Abstract

Abstract Background EDITH is a frailty response service providing medical and occupational therapy input to older adults living within the catchment area of a level 4 acute hospital. EDITH aims to reduce avoidable Emergency Department (ED) attendances and utilise alternative care pathways. Falls are common among older people and are often associated with poorer outcomes. Traditionally, older patients who have had a fall and contact emergency services for assistance are transferred to the ED and this can be associated with elevated risks. Additionally, older patients who have had a fall and are discharged on scene by the emergency services are at greater risk of recurring falls in the absence of immediate onward referral to community falls prevention services (Nowak and Hubbard 2009). Methods Paper count method data collection was completed.
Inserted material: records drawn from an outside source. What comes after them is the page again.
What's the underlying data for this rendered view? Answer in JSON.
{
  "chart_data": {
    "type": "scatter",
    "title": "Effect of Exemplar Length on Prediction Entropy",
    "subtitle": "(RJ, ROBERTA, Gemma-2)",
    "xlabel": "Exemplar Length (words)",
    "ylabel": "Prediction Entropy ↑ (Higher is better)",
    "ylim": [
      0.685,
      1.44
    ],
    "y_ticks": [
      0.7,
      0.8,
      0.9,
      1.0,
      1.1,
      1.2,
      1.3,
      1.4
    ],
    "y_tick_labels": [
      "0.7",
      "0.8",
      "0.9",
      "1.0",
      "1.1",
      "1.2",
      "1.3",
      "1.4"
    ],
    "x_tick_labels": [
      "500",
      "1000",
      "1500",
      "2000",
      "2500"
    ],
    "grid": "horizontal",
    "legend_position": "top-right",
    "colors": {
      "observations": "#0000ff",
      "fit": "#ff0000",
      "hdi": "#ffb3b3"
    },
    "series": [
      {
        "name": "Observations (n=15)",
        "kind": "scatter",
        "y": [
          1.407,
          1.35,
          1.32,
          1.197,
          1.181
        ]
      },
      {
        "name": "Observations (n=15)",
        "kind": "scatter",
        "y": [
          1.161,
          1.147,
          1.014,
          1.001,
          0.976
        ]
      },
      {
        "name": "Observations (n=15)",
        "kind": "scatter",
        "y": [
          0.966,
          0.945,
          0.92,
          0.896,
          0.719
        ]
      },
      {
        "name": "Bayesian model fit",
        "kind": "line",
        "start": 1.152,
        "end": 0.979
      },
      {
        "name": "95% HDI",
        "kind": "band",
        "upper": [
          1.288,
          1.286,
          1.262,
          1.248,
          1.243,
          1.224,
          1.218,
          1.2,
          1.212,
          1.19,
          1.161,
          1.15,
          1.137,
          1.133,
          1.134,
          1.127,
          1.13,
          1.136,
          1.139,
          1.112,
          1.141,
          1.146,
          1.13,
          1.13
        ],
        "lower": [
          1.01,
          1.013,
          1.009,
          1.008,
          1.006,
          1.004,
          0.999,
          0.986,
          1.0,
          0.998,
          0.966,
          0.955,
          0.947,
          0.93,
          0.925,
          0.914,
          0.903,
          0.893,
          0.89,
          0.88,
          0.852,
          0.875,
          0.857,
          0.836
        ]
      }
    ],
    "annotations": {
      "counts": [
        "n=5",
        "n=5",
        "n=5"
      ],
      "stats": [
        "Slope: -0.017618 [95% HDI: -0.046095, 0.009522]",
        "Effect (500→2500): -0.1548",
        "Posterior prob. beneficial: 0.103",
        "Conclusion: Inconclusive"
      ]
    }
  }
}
Inclusion criteria included referrals from the National Ambulance Service within the last 6 months. Results 75 patients met the inclusion criteria; 34 males, 41 females with an average age of 82. 11 patients were conveyed to hospital, giving a conveyance rate of 14.6%, the average conveyance rate for the EDITH service is 7.2%. 3 patients were conveyed to ED, while 8 patients were conveyed to the Medical Assessment Unit (MAU) in the local level 3 hospital. This resulted in 72% of patients that required hospital conveyance being streamed to the MAU; traditionally 100% of these patients would have presented to ED. Overall, 85.4% of patients seen remained at home. Conclusion EDITH are providing targeted medical and occupational therapy assessment(s) for older adults in their homes with successful outcomes. Implementation of alternative care pathways, reduction in avoidable ED attendances and prolonged independence in the home for this patient profile are some of the favourable findings. Reference 1. Nowak A, Hubbard RE. (2009) Falls and frailty: lessons from complex systems. Journal of the Royal Society of Medicine. 102(3):98–102.